Auction Room Algebra

The gavel falls, and the final bid is called by the auctioneer. Now, who pays the auction house, and what is the real sale price?

Auctions can be exciting. As buyers anticipate their target lots, adrenaline builds as each potential bidder looks to fend off the competition. And just maybe, the battle begins. Consignors wait, hoping that the battle will bring a runaway price, maybe a new record. However, while there seems to be an auction somewhere, nearly every single day, the jumble of numbers is often confusing to both both buyers and sellers. Let’s take a run through these numbers and see if we can shed a little light on the algebra of auctions.

As the auctioneer raps his gavel to accept the final bid, the lot is said to be ‘hammered’, and the final bid is called the ‘hammer price’. There was a time when the last bid, the hammer, was what the winning bidder paid. The consignor paid a seller’s commission as a percentage of the hammer, and auctions were simple math. The hammer price was the ‘auction price realized’, the consignor received something less than 100% of the hammer price, and the auction house kept the difference. Ideally, the auction room competition led to a higher price than a private sale, justifying the auction house’s take.

In 1975, Sotheby’s and Christies instituted a ‘buyer’s premium’, and other auctioneers followed suit. The rationale behind a buyer’s premium was that buyers would pay for the services that they received from the auction house – maybe the comfortable folding chairs and fancy paddles – and that the entire auction expense would not be shouldered by the consignors alone. The counter-argument was that auction houses were deceiving consignors into thinking that someone else was picking up the tab. Coin auction houses followed, with buyer’s premiums first set at 10%, then 15%, then a calculator necessary 17.5%, and now 20% by both Heritage and Stack’s Bowers. To make matters even more complicated, at some point in this process, seller’s commissions turned negative. That is, sellers began taking all of the hammer and even some of the buyer’s fee. Rendered down, what does this all mean?

First, from a buyer’s point of view, the full auction price realized, commonly abbreviated APR, is the only relevant number. If my winning bid is \$10,000 plus 20% buyer’s premium, I am fully aware that my cost is \$12,000. Buyers are always doing this backward math, figuring a price to pay, then backing out the buyer’s premium for a preferred bid. Furthermore, when we quote a prior auction sale price, we again are referring to the full APR, including both the hammer and buyer’s fee.

The consignor’s side of the ledger is usually the source of confusing math. After all, if a consignor pays no seller’s commission, maybe by way of an ubiquitous ‘0% Seller’s Fee’ coupon, then the consignor must be getting a free ride, correct? Well, it may seem so, but let take a look at the numbers.

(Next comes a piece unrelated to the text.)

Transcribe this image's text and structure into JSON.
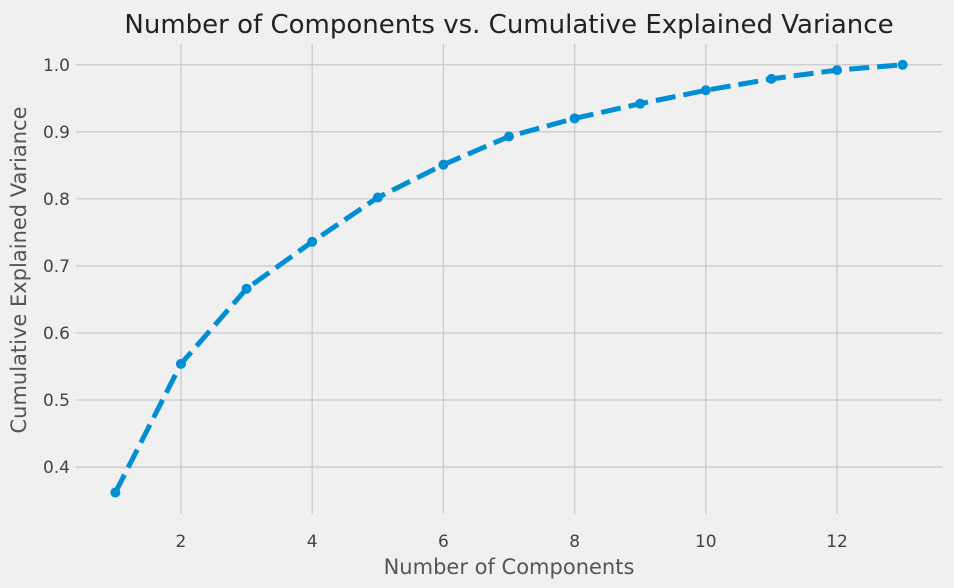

Let’s assume that two identical coins sell to the same audience of bidders, one with no buyer’s fee, the other with today’s standard 20%, and each is seen as fully valued at \$12,000. The coin selling with no buyers fee should sell for \$12,000 hammer, while the coin with a 20% buyer’s fee should sell for \$10,000 hammer, or \$12,000 ‘all in’. Consider that the seller’s commission on the first coin might be 10% with the consignor receiving 90% of hammer, while the seller’s commission on the second coin is minus 8%, meaning that the consignor will receive 108% of hammer. In each case the buyer pays \$12,000 and the consignor receives \$10,800.

The trend towards higher buyer’s fees has led to no significant change in auction buyers’ outcomes, as bidders negate these increased fees by adjusting their bids accordingly. However, auction sellers may unknowingly receive a smaller share of the auction sale if they fail to acknowledge the issue of buyer’s fees. Understanding the algebra of the auction room will ensure that consignors maintain their share of the total auction prices realized.